Os Ovimbundu, há quem os chame “os Umbundus” por conta
da sua língua, são grupo etnolinguístico de origem Bantu que habita o centro e
sul de Angola, em seis das 18 províncias: Kwanza-Sul, Benguela e Namibe (costa),
Bié, Huambo e Huila (planalto centro e sul). Representam 1/3 da população, num país com 16 milhões de habitantes, e cerca de
oito grupos de matriz Bantu, sem esquecer os Khoisan,
pré Bantu, e os de origem ocidental.
Nem sempre o número de falantes é indicador de etnia, um
fenómeno que podemos atribuir a dois factores: (a) a motricidade das
comunidades de trabalhadores do CFB (Caminho de Ferro de Benguela), do Lobito (Benguela,
litoral centro) ao Luau (Moxico, extremo leste e de predominância Lunda Cokwe);
(b) o êxodo para as cidades e/ou zonas mais seguras durante as três décadas de guerra
civil, onde poderá contar o facto de a UNITA (rebelião armada) ter imposto o
Umbundu como símbolo de afirmação patriótica nas zonas sob seu domínio.
No contexto das comunidades rurais que abordamos, a maioria
das mulheres dedicava-se ao cultivo e lida doméstica, salvo poucas com formação
básica para o professorado ou enfermagem. O mesmo se aplica aos homens, no cultivo
e caça, excepto uns poucos na função pública, com ofício, ou então para-militares.
Njali-A era esposa de motorista hospitalar e Njali-B de funcionário
administrativo. Seus maridos eram de concentrar as várias esposas num mesmo
espaço, chamemos-lhe de quintal, e com isso uma convivência intensa entre as “irmãs”
rivais. Até aos dias de hoje, há quem o pratique nos centros urbanos, o que é culturalmente
normal, mas nem por isso fácil de gerir.
Em sociedades de pendor “machista”, a participação da mulher na tomada de decisões é aparentemente
nula, pois, como se sabe, este ser secundário tem subtilezas para vincar
posição. Falaríamos por exemplo da influência que as mulheres vêm tendo sobre
os mais diversos carrascos.

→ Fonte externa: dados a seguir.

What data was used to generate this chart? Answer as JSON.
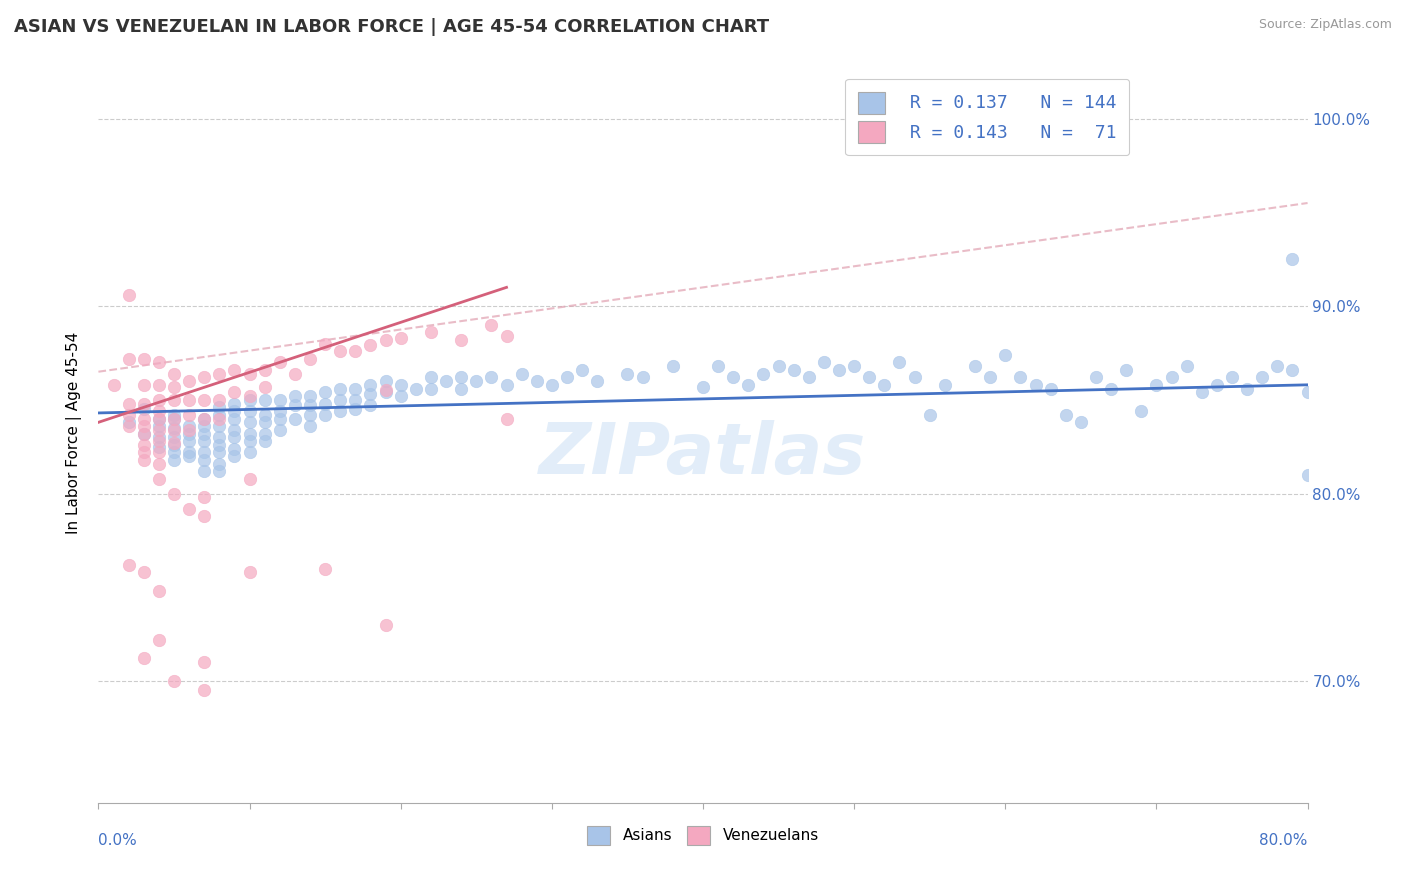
{
  "title": "ASIAN VS VENEZUELAN IN LABOR FORCE | AGE 45-54 CORRELATION CHART",
  "source": "Source: ZipAtlas.com",
  "ylabel": "In Labor Force | Age 45-54",
  "ytick_values": [
    0.7,
    0.8,
    0.9,
    1.0
  ],
  "xlim": [
    0.0,
    0.8
  ],
  "ylim": [
    0.635,
    1.03
  ],
  "legend_asian_R": 0.137,
  "legend_asian_N": 144,
  "legend_venezuelan_R": 0.143,
  "legend_venezuelan_N": 71,
  "asian_color": "#a8c4e8",
  "venezuelan_color": "#f4a8c0",
  "asian_line_color": "#4472c4",
  "venezuelan_line_color": "#d4607a",
  "dashed_line_color": "#e0a0b0",
  "watermark_text": "ZIPatlas",
  "asian_line": [
    0.0,
    0.843,
    0.8,
    0.858
  ],
  "venezuelan_line": [
    0.0,
    0.838,
    0.27,
    0.91
  ],
  "dashed_line": [
    0.0,
    0.865,
    0.8,
    0.955
  ],
  "asian_scatter": [
    [
      0.02,
      0.838
    ],
    [
      0.03,
      0.845
    ],
    [
      0.03,
      0.832
    ],
    [
      0.04,
      0.84
    ],
    [
      0.04,
      0.836
    ],
    [
      0.04,
      0.83
    ],
    [
      0.04,
      0.825
    ],
    [
      0.05,
      0.84
    ],
    [
      0.05,
      0.835
    ],
    [
      0.05,
      0.83
    ],
    [
      0.05,
      0.826
    ],
    [
      0.05,
      0.822
    ],
    [
      0.05,
      0.818
    ],
    [
      0.05,
      0.842
    ],
    [
      0.06,
      0.836
    ],
    [
      0.06,
      0.832
    ],
    [
      0.06,
      0.828
    ],
    [
      0.06,
      0.822
    ],
    [
      0.06,
      0.82
    ],
    [
      0.07,
      0.84
    ],
    [
      0.07,
      0.836
    ],
    [
      0.07,
      0.832
    ],
    [
      0.07,
      0.828
    ],
    [
      0.07,
      0.822
    ],
    [
      0.07,
      0.818
    ],
    [
      0.07,
      0.812
    ],
    [
      0.08,
      0.846
    ],
    [
      0.08,
      0.842
    ],
    [
      0.08,
      0.836
    ],
    [
      0.08,
      0.83
    ],
    [
      0.08,
      0.826
    ],
    [
      0.08,
      0.822
    ],
    [
      0.08,
      0.816
    ],
    [
      0.08,
      0.812
    ],
    [
      0.09,
      0.848
    ],
    [
      0.09,
      0.844
    ],
    [
      0.09,
      0.84
    ],
    [
      0.09,
      0.834
    ],
    [
      0.09,
      0.83
    ],
    [
      0.09,
      0.824
    ],
    [
      0.09,
      0.82
    ],
    [
      0.1,
      0.85
    ],
    [
      0.1,
      0.844
    ],
    [
      0.1,
      0.838
    ],
    [
      0.1,
      0.832
    ],
    [
      0.1,
      0.828
    ],
    [
      0.1,
      0.822
    ],
    [
      0.11,
      0.85
    ],
    [
      0.11,
      0.842
    ],
    [
      0.11,
      0.838
    ],
    [
      0.11,
      0.832
    ],
    [
      0.11,
      0.828
    ],
    [
      0.12,
      0.85
    ],
    [
      0.12,
      0.844
    ],
    [
      0.12,
      0.84
    ],
    [
      0.12,
      0.834
    ],
    [
      0.13,
      0.852
    ],
    [
      0.13,
      0.847
    ],
    [
      0.13,
      0.84
    ],
    [
      0.14,
      0.852
    ],
    [
      0.14,
      0.847
    ],
    [
      0.14,
      0.842
    ],
    [
      0.14,
      0.836
    ],
    [
      0.15,
      0.854
    ],
    [
      0.15,
      0.848
    ],
    [
      0.15,
      0.842
    ],
    [
      0.16,
      0.856
    ],
    [
      0.16,
      0.85
    ],
    [
      0.16,
      0.844
    ],
    [
      0.17,
      0.856
    ],
    [
      0.17,
      0.85
    ],
    [
      0.17,
      0.845
    ],
    [
      0.18,
      0.858
    ],
    [
      0.18,
      0.853
    ],
    [
      0.18,
      0.847
    ],
    [
      0.19,
      0.86
    ],
    [
      0.19,
      0.854
    ],
    [
      0.2,
      0.858
    ],
    [
      0.2,
      0.852
    ],
    [
      0.21,
      0.856
    ],
    [
      0.22,
      0.862
    ],
    [
      0.22,
      0.856
    ],
    [
      0.23,
      0.86
    ],
    [
      0.24,
      0.862
    ],
    [
      0.24,
      0.856
    ],
    [
      0.25,
      0.86
    ],
    [
      0.26,
      0.862
    ],
    [
      0.27,
      0.858
    ],
    [
      0.28,
      0.864
    ],
    [
      0.29,
      0.86
    ],
    [
      0.3,
      0.858
    ],
    [
      0.31,
      0.862
    ],
    [
      0.32,
      0.866
    ],
    [
      0.33,
      0.86
    ],
    [
      0.35,
      0.864
    ],
    [
      0.36,
      0.862
    ],
    [
      0.38,
      0.868
    ],
    [
      0.4,
      0.857
    ],
    [
      0.41,
      0.868
    ],
    [
      0.42,
      0.862
    ],
    [
      0.43,
      0.858
    ],
    [
      0.44,
      0.864
    ],
    [
      0.45,
      0.868
    ],
    [
      0.46,
      0.866
    ],
    [
      0.47,
      0.862
    ],
    [
      0.48,
      0.87
    ],
    [
      0.49,
      0.866
    ],
    [
      0.5,
      0.868
    ],
    [
      0.51,
      0.862
    ],
    [
      0.52,
      0.858
    ],
    [
      0.53,
      0.87
    ],
    [
      0.54,
      0.862
    ],
    [
      0.55,
      0.842
    ],
    [
      0.56,
      0.858
    ],
    [
      0.58,
      0.868
    ],
    [
      0.59,
      0.862
    ],
    [
      0.6,
      0.874
    ],
    [
      0.61,
      0.862
    ],
    [
      0.62,
      0.858
    ],
    [
      0.63,
      0.856
    ],
    [
      0.64,
      0.842
    ],
    [
      0.65,
      0.838
    ],
    [
      0.66,
      0.862
    ],
    [
      0.67,
      0.856
    ],
    [
      0.68,
      0.866
    ],
    [
      0.69,
      0.844
    ],
    [
      0.7,
      0.858
    ],
    [
      0.71,
      0.862
    ],
    [
      0.72,
      0.868
    ],
    [
      0.73,
      0.854
    ],
    [
      0.74,
      0.858
    ],
    [
      0.75,
      0.862
    ],
    [
      0.76,
      0.856
    ],
    [
      0.77,
      0.862
    ],
    [
      0.78,
      0.868
    ],
    [
      0.79,
      0.866
    ],
    [
      0.8,
      0.854
    ],
    [
      0.79,
      0.925
    ],
    [
      0.8,
      0.81
    ]
  ],
  "venezuelan_scatter": [
    [
      0.01,
      0.858
    ],
    [
      0.02,
      0.906
    ],
    [
      0.02,
      0.872
    ],
    [
      0.02,
      0.848
    ],
    [
      0.02,
      0.842
    ],
    [
      0.02,
      0.836
    ],
    [
      0.03,
      0.872
    ],
    [
      0.03,
      0.858
    ],
    [
      0.03,
      0.848
    ],
    [
      0.03,
      0.84
    ],
    [
      0.03,
      0.836
    ],
    [
      0.03,
      0.832
    ],
    [
      0.03,
      0.826
    ],
    [
      0.03,
      0.822
    ],
    [
      0.03,
      0.818
    ],
    [
      0.04,
      0.87
    ],
    [
      0.04,
      0.858
    ],
    [
      0.04,
      0.85
    ],
    [
      0.04,
      0.844
    ],
    [
      0.04,
      0.84
    ],
    [
      0.04,
      0.834
    ],
    [
      0.04,
      0.828
    ],
    [
      0.04,
      0.822
    ],
    [
      0.04,
      0.816
    ],
    [
      0.05,
      0.864
    ],
    [
      0.05,
      0.857
    ],
    [
      0.05,
      0.85
    ],
    [
      0.05,
      0.84
    ],
    [
      0.05,
      0.834
    ],
    [
      0.05,
      0.827
    ],
    [
      0.06,
      0.86
    ],
    [
      0.06,
      0.85
    ],
    [
      0.06,
      0.842
    ],
    [
      0.06,
      0.834
    ],
    [
      0.07,
      0.862
    ],
    [
      0.07,
      0.85
    ],
    [
      0.07,
      0.84
    ],
    [
      0.08,
      0.864
    ],
    [
      0.08,
      0.85
    ],
    [
      0.08,
      0.84
    ],
    [
      0.09,
      0.866
    ],
    [
      0.09,
      0.854
    ],
    [
      0.1,
      0.864
    ],
    [
      0.1,
      0.852
    ],
    [
      0.11,
      0.866
    ],
    [
      0.11,
      0.857
    ],
    [
      0.12,
      0.87
    ],
    [
      0.13,
      0.864
    ],
    [
      0.14,
      0.872
    ],
    [
      0.15,
      0.88
    ],
    [
      0.16,
      0.876
    ],
    [
      0.17,
      0.876
    ],
    [
      0.18,
      0.879
    ],
    [
      0.19,
      0.882
    ],
    [
      0.2,
      0.883
    ],
    [
      0.22,
      0.886
    ],
    [
      0.24,
      0.882
    ],
    [
      0.26,
      0.89
    ],
    [
      0.27,
      0.884
    ],
    [
      0.04,
      0.808
    ],
    [
      0.05,
      0.8
    ],
    [
      0.06,
      0.792
    ],
    [
      0.07,
      0.798
    ],
    [
      0.07,
      0.788
    ],
    [
      0.1,
      0.808
    ],
    [
      0.19,
      0.855
    ],
    [
      0.27,
      0.84
    ],
    [
      0.03,
      0.758
    ],
    [
      0.04,
      0.748
    ],
    [
      0.05,
      0.7
    ],
    [
      0.07,
      0.71
    ],
    [
      0.07,
      0.695
    ],
    [
      0.1,
      0.758
    ],
    [
      0.15,
      0.76
    ],
    [
      0.19,
      0.73
    ],
    [
      0.02,
      0.762
    ],
    [
      0.03,
      0.712
    ],
    [
      0.04,
      0.722
    ]
  ]
}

Njali-A adoptou um cão, a quem atribuiu o nome de “Notole”. Njali-B intitulou o seu cão “Cohinla”. A palavra
é ícone para um provérbio, o que seria pleonasmo referir, já que é sobre o adágio
que assentam os nomes dos Bantu.
“Notole,
ndikasi vesaila; nate ciwa, ndikasi lo kimbo lyetu” –
choca-me bem, sou pinto dentro do ovo; trata-me bem, que faço falta à terra de
onde venho. “Cohinla mange calwa” – é
muito o que se esconde no silêncio de mulher madura. Na força do provérbio, as
mulheres apresentam um protesto passivo-agressivo aos maridos e demais
elementos da poligamia, e ao mesmo tempo uma denúncia à comunidade sobre o que
as intriga, ao longo dos 10 anos de vida de um cão, o guarda de casa. Ainda da
comuna do Monte-Belo vem outro exemplo: “Kanjila”
foi a alcunha que certo homem chamou para si. “Kanjila komange kakwete apa katekula, kasumbiwa”. Por mais
insignificante que possa parecer, o passarinho-mãe tem um ninho a sustentar e exercer
autoridade.
Podemos considerar que a atribuição de nomes proverbiais
a animais como forma de protesto é prática antiga entre os Ovimbundu e provavelmente
de outros povos Bantu, dada a semelhança entre Njali-A e Njali-B, que vivem em épocas
e lugares distantes. Não parece, por outro lado, que seja ao acaso também que um
homem adoptou a alcunha para reclamar respeito.